Dirão que ficar grávida enquanto estava desempregada foi uma enorme irresponsabilidade. Eu direi que foi uma irresponsabilidade calculada. Sabia a margem que tinha e a rede de segurança com que podia contar. Também sabia que a partir daquele momento não me quereriam num emprego “normal”, realidade que vim a confirmar.

Lembro-me de ligar para o Centro de Emprego a explicar a minha nova condição e a minha preocupação. Responderam-me que continuasse a cumprir o número de entrevistas que o meu “termo de identidade e residência” obrigava e que isso de conseguir mesmo emprego era uma questão secundária.

Face às evidências e à vontade que tinha de ficar com o filho que aí vinha nos primeiros anos e acompanhar mais o meu filho crescido, passei a aceitar trabalhos pontuais ou mais regulares, mais próximos ou mais afastados da minha área, que pudesse compatibilizar com as minhas funções de mãe-a-quase-tempo-inteiro.
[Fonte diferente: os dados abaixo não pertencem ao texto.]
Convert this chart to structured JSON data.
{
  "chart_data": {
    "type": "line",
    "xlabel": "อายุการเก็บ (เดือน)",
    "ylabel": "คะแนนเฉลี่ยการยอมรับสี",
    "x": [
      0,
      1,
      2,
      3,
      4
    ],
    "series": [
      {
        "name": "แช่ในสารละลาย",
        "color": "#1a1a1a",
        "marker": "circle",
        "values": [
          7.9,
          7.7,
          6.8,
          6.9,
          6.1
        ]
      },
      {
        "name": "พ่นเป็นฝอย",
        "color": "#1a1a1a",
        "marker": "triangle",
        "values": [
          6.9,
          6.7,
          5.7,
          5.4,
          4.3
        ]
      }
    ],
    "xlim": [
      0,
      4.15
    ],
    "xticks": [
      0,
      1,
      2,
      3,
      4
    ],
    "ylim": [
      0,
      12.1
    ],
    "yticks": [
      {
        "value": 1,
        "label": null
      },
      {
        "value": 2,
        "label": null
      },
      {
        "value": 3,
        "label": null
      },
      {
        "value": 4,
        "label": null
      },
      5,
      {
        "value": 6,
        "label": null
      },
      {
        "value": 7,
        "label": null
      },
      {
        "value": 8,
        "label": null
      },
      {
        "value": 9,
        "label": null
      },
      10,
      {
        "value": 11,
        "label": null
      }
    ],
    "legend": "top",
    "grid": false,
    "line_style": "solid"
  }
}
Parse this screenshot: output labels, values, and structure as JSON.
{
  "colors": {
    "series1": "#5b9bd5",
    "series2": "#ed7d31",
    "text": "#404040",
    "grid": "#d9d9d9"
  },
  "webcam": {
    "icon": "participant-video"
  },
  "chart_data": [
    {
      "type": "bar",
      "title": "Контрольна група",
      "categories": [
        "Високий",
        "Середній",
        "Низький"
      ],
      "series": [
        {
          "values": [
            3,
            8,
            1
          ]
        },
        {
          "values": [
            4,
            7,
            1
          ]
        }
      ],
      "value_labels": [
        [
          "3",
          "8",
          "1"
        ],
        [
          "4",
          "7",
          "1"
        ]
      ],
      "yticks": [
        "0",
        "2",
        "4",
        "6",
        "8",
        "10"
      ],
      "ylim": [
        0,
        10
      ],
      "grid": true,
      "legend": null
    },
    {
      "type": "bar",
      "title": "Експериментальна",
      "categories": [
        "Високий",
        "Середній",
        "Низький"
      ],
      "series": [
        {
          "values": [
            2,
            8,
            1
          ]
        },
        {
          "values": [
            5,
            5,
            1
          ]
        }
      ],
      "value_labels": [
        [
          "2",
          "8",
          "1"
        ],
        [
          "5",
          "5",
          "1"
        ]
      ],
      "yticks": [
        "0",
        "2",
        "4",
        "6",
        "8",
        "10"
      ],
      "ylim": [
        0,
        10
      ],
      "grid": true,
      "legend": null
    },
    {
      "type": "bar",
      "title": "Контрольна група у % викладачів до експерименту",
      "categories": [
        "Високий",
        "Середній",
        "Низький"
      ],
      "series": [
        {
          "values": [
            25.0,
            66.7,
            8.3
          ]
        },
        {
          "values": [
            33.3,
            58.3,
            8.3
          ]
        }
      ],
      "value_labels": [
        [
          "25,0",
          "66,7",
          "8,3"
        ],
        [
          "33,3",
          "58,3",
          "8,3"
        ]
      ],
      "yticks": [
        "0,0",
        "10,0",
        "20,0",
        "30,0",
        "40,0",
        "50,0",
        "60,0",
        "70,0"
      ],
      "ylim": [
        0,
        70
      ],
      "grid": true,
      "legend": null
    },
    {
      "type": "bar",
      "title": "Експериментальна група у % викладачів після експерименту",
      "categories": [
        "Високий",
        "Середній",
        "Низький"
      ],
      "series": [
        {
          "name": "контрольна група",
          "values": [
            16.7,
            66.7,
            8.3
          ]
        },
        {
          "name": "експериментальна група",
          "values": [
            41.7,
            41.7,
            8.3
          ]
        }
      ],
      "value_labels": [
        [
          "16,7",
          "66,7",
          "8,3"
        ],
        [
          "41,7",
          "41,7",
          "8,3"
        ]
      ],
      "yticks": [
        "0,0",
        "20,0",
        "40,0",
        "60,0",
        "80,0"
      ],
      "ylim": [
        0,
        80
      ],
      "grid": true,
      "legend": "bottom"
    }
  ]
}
Trabalhar a recidos verdes resume-se a uma enorme incerteza. Mas existem algumas certezas: o pagamento mensal à segurança social e a necessidade de estar permanentemente a implorar que nos paguem.

A bem da verdade, também existem privilégios nesta condição: sermos donos do tempo. Posso brincar com os meus filhos, ajudar nos banhos e preparar o jantar, deitá-los com uma história e até adormecer durante dez minutos. Posso trabalhar durante toda a noite enquanto eles dormem e voltar a ser apenas mãe quando eles acordam.

Nos meses em que ninguém responde aos apelos desesperados para que paguem, nos meses em que os trabalhos não aparecem, nos meses em que é preciso ir às poupanças buscar o dinheiro para pagar a segurança social, nesses meses desejo ter um emprego “normal” com um salário certo. Depois tenho medo de perder o tempo que me habituei a ter para os meus filhos e lembro-me de que já não já há empregos certos nem certezas de que o salário seja pago, e as dúvidas voltam todas. Todas menos uma: daqui a uns dias tenho que pagar a segurança social.

5 comentários em “[os meus medos: ter um emprego normal?]”

  1. Passo pelo mesmo dilema, mas do lado de quem trabalha das 9h às 18h (em versão estágio que está a terminar),que gosta do que faz, mas que adorava ter o privilégio de poder trabalhar em casa, gerir o seu tempo e ser mais produtiva.
    A sua escolha, a minha opinião (que vale o que vale), foi a mais acertada. Admiro e esforço e a irreverência que a opção acarreta.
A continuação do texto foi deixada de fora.